Circular-reference detection is O(V+E) DFS with memoisation at the edge level. It's cached per workbook inside ChunkBuilder — running it per chunk is how a real 21k-cell workbook used to take 307 s.

3. Annotate

annotation/ tags blocks with semantic roles. The main output is BlockDTO.block_type{HEADER, DATA, TABLE, TOTAL, KPI, CHART_ANCHOR, NOTES, ...} and a workbook-level kpi_catalog surfacing named KPIs. This is the easiest stage to extend — most domain-specific customisation lives here.

4. Segment

chunking/segmenter.py splits each sheet into logical blocks using adaptive gap analysis (blank rows/columns, sudden style boundaries, explicit ListObjects, named ranges). Handles vertical, horizontal, and mixed multi-table sheets.

chunking/chunker.py then turns each block into a ChunkDTO by calling rendering + dependency-summary + token-counting + hashing. This is where the LLM-ready output is assembled.

5. Render

  • rendering/html_renderer.py — HTML with faithful colspan/rowspan so a browser renders the chunk like Excel would.
  • rendering/text_renderer.py — pipe-delimited text. Headers are promoted; merged masters get their value repeated across the slaves in text form. Designed for LLM prompt assembly.

6. Serialise

storage/serializer.py exposes:

  • to_workbook_record() — one DB row per workbook.
  • to_sheet_records() — one per sheet.
  • to_chunk_records() — one per chunk.
  • to_vector_store_entries()id + text + metadata triples.

pipeline.ParseResult.to_json() returns the full nested dict; json.dumps(..., default=str) makes it JSON-safe.

7. Verify

verification/stage_verifier.py runs the same 11-stage Excellent algorithm as an opt-in audit — load, parse, merge-resolve, formula, graph, annotate, segment, render, chunk, serialise, kpi.
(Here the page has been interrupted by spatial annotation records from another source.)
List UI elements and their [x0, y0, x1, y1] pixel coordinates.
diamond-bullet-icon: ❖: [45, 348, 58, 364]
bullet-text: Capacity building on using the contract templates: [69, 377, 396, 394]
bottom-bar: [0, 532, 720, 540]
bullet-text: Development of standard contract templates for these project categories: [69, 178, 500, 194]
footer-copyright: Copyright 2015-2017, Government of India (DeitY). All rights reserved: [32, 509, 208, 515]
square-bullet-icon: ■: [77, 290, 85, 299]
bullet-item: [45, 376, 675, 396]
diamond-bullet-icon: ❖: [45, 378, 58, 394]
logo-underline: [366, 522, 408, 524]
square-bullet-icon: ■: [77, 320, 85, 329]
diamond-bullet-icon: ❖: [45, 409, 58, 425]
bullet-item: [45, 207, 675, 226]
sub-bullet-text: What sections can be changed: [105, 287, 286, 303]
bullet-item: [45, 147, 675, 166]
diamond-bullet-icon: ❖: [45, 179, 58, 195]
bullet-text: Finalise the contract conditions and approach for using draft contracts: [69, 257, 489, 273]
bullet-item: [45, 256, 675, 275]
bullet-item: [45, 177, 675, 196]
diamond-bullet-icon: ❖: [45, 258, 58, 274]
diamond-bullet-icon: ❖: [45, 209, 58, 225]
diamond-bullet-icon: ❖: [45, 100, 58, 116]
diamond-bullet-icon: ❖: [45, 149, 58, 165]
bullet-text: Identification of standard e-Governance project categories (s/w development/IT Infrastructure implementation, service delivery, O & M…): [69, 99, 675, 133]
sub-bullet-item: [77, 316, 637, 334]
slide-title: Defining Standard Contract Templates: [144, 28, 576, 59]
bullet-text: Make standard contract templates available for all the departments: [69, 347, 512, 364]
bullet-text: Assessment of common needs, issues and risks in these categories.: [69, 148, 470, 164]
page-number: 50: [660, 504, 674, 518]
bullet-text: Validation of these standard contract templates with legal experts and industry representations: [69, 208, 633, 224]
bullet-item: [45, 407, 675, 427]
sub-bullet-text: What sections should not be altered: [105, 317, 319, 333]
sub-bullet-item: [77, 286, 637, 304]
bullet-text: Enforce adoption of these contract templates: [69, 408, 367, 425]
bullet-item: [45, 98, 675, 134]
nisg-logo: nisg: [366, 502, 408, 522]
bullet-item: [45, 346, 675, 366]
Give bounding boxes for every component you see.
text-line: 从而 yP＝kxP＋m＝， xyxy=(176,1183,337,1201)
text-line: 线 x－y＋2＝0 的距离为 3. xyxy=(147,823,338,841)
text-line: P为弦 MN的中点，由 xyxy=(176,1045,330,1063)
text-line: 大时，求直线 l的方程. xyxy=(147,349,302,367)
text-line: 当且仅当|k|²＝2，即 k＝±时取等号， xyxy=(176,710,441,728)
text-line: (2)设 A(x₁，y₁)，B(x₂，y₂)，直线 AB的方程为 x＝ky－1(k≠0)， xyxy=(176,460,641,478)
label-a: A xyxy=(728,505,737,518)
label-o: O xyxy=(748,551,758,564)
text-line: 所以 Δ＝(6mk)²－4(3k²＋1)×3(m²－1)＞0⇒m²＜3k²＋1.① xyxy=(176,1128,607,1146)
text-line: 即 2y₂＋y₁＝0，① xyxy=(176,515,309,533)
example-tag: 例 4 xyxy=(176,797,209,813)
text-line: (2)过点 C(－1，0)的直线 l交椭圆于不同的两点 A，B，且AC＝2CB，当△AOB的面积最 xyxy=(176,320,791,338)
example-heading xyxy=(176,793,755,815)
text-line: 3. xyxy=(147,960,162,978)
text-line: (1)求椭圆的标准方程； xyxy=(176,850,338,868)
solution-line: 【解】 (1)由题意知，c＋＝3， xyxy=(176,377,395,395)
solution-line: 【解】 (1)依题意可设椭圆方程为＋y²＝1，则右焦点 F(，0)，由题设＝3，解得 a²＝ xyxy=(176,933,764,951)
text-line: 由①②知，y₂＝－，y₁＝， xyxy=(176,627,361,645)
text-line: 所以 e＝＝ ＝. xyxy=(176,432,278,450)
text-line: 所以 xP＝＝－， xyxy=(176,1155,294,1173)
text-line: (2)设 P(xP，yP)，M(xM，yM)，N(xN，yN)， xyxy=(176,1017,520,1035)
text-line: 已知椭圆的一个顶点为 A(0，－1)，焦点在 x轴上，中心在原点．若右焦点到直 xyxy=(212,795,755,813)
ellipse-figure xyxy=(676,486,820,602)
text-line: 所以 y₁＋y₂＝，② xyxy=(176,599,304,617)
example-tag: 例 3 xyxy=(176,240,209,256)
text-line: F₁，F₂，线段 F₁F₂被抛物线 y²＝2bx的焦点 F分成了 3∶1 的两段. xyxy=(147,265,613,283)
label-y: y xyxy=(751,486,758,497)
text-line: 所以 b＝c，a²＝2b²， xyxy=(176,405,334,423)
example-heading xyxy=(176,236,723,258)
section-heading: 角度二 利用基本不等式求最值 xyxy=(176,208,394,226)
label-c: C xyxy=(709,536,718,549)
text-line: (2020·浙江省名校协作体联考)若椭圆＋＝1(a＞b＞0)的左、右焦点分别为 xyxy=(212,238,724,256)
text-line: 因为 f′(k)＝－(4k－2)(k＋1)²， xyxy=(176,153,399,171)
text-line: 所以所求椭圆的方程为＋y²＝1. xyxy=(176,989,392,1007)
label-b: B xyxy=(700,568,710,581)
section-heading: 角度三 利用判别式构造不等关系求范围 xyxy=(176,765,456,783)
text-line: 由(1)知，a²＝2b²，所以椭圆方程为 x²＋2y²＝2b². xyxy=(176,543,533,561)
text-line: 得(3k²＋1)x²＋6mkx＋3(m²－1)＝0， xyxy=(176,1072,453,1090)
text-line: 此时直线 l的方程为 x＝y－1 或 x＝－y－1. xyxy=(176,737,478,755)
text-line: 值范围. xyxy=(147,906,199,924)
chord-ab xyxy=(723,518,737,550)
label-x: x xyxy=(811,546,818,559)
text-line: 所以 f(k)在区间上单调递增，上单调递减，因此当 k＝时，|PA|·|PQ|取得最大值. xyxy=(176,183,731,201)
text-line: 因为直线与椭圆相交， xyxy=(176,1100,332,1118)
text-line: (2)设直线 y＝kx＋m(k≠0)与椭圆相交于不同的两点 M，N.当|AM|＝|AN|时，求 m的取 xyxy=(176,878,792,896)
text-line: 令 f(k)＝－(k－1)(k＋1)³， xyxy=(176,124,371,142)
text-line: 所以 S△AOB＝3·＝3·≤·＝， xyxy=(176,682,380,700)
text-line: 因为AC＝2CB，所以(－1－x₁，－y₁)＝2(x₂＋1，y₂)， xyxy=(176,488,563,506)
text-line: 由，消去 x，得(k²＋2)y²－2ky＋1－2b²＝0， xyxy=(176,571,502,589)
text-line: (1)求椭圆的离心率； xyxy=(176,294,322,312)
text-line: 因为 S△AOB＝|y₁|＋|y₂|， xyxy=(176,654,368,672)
Each stage reports a StageResult with ok, duration_ms, and diagnostics.

Call StageVerifier(path=...).run() when you're debugging why a specific file produces unexpected output. The FastAPI Web API returns this alongside the parse result so users can diff behaviours.

8. Compare / Export (multi-workbook)

comparison/ aligns two or more workbooks of the same template and computes GeneralizedTemplate — what's fixed vs what's a degree-of-freedom. export/importer_generator.py then turns that tree into a generated Python class with one import_one(path) method.

Use case: you get quarterly reports from 50 subsidiaries, all loosely the same shape but with subtle variations. Instead of writing one importer by hand, you compare_workbooks([...]) on a sample and the parser writes the importer for you.

Where to hook in

You want to… Edit this
Add a new chart type charts/chart_parser.py
Support a new formula function (affects dependency traversal) formula/known_functions.py
Tag blocks with a new semantic role annotation/semantic_tagger.py
Split sheets differently chunking/segmenter.py
Change how HTML / text is rendered rendering/*_renderer.py
Add a new serialisation target (e.g. Arrow) storage/serializer.py
Add a verification stage verification/stage_verifier.py
Add a new DTO field models/*.py (+ serializer + renderer)

When in doubt, write the test first — the SpreadsheetBench benchmark (make bench-robust) is the fastest signal that a pipeline change didn't regress anything else.